BACKGROUND CONTEXT Most studies report that the common position of cervical spinal manipulation (CSM) for treating symptomatic cervical disc herniation (CDH) is lateral bending to the herniated side. However, the rationality of lateral bending position on performing CSM for CDH is still unclear. PURPOSE The purpose of this study is to investigate the biomechanical effects of lateral bending position on performing CSM for CDH. STUDY DESIGN/SETTING A finite element analysis study. OUTCOME MEASURES Cervical disc displacement, annulus fiber stress (von Mises stress) and facet joint stress (von Mises stress) were observed during the simulation of CSM. METHODS Afinite element (FE) model of CDH (herniated on the left side) was generated in C5–C6 segment based on the normal FE model. The FE model was performed CSM in left lateral bending position, neutral position and right lateral bending position, respectively. Cervical disc displacement, annulus fiber stress and facet joint stress were observed during the simulation of CSM. RESULTS The cervical disc displacement on herniated side moved forward during CSM, and the maximum forward displacements were 0.23, 0.36 and 0.45mm in left lateral bending position, neutral position and right lateral bending position, respectively.

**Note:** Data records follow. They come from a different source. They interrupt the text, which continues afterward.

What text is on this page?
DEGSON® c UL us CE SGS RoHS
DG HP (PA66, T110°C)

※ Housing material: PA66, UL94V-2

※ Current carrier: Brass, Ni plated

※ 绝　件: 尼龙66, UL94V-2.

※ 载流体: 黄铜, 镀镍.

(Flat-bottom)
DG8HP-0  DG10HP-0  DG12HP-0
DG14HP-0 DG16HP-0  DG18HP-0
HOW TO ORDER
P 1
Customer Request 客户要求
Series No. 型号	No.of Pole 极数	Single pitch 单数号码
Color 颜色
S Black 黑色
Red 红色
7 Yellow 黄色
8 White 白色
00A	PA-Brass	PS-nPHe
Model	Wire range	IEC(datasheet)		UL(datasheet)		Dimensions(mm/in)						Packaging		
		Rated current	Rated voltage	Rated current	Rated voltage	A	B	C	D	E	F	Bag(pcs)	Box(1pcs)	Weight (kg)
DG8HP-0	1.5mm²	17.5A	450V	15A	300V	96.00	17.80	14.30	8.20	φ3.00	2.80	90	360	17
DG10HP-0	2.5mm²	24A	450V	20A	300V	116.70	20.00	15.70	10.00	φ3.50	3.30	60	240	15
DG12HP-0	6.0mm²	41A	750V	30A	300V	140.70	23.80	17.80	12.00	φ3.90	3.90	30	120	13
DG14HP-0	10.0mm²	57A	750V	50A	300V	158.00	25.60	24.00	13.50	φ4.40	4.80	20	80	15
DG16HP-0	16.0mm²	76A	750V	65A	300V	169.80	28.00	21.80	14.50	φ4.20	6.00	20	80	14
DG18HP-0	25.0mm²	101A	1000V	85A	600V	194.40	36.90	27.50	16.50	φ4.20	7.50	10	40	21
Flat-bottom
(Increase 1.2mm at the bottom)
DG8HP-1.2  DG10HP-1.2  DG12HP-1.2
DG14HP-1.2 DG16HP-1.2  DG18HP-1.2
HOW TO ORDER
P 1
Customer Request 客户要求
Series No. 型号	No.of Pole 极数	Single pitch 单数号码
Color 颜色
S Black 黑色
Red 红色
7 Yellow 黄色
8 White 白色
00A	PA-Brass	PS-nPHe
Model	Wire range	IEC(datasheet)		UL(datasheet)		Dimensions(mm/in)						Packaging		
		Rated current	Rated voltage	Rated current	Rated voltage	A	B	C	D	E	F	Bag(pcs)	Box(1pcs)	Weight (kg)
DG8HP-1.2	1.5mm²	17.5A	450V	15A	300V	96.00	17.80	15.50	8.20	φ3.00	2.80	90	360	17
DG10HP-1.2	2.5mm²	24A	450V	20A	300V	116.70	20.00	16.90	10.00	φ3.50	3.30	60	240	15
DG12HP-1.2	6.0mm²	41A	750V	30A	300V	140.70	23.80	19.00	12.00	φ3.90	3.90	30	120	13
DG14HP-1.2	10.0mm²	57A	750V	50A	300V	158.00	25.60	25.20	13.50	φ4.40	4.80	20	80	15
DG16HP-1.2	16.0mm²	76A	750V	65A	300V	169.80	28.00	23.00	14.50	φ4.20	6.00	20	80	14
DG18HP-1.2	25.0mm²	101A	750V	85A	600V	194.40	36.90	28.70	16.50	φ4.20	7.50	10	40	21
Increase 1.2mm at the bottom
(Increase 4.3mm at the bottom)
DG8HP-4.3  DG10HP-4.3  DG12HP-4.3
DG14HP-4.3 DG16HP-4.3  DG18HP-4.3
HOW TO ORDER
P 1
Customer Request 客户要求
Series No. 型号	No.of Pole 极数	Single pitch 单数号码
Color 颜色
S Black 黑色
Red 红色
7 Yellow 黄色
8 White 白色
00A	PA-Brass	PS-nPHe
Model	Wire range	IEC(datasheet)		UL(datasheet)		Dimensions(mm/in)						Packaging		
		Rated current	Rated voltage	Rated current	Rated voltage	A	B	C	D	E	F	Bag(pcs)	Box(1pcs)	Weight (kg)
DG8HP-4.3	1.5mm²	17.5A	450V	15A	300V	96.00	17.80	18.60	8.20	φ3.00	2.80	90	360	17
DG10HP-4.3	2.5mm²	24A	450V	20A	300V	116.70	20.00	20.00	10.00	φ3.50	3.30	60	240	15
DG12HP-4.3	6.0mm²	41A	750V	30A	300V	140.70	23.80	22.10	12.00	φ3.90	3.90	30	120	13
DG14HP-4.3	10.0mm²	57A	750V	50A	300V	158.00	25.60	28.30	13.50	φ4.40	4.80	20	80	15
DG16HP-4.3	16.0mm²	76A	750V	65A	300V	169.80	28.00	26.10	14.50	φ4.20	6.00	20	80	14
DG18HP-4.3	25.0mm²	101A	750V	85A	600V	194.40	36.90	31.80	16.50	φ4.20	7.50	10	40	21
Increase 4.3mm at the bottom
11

As the same trend of cervical disc displacement, the annulus fiber stress on herniated side from small to large were 7.40, 16.39 and 22.75MPa in left lateral bending position, neutral position and right lateral bending position, respectively. However, the maximum facet stresses at left superior cartilage of C6 in left lateral bending position, neutral position and right lateral bending position were 6.88, 3.60 and 0.12MPa, respectively. CONCLUSIONS Compared with neutral position and right lateral bending position, though the forward displacement of cervical disc on herniated side was smaller in left lateral bending position, the annulus fiber stresson herniated sidewas declined by sharing load on the left facet joint. The results suggested that lateral bending to the herniated side on performing CSM tend to protect the cervical disc on herniated side. Future clinical studies are in need to verify that.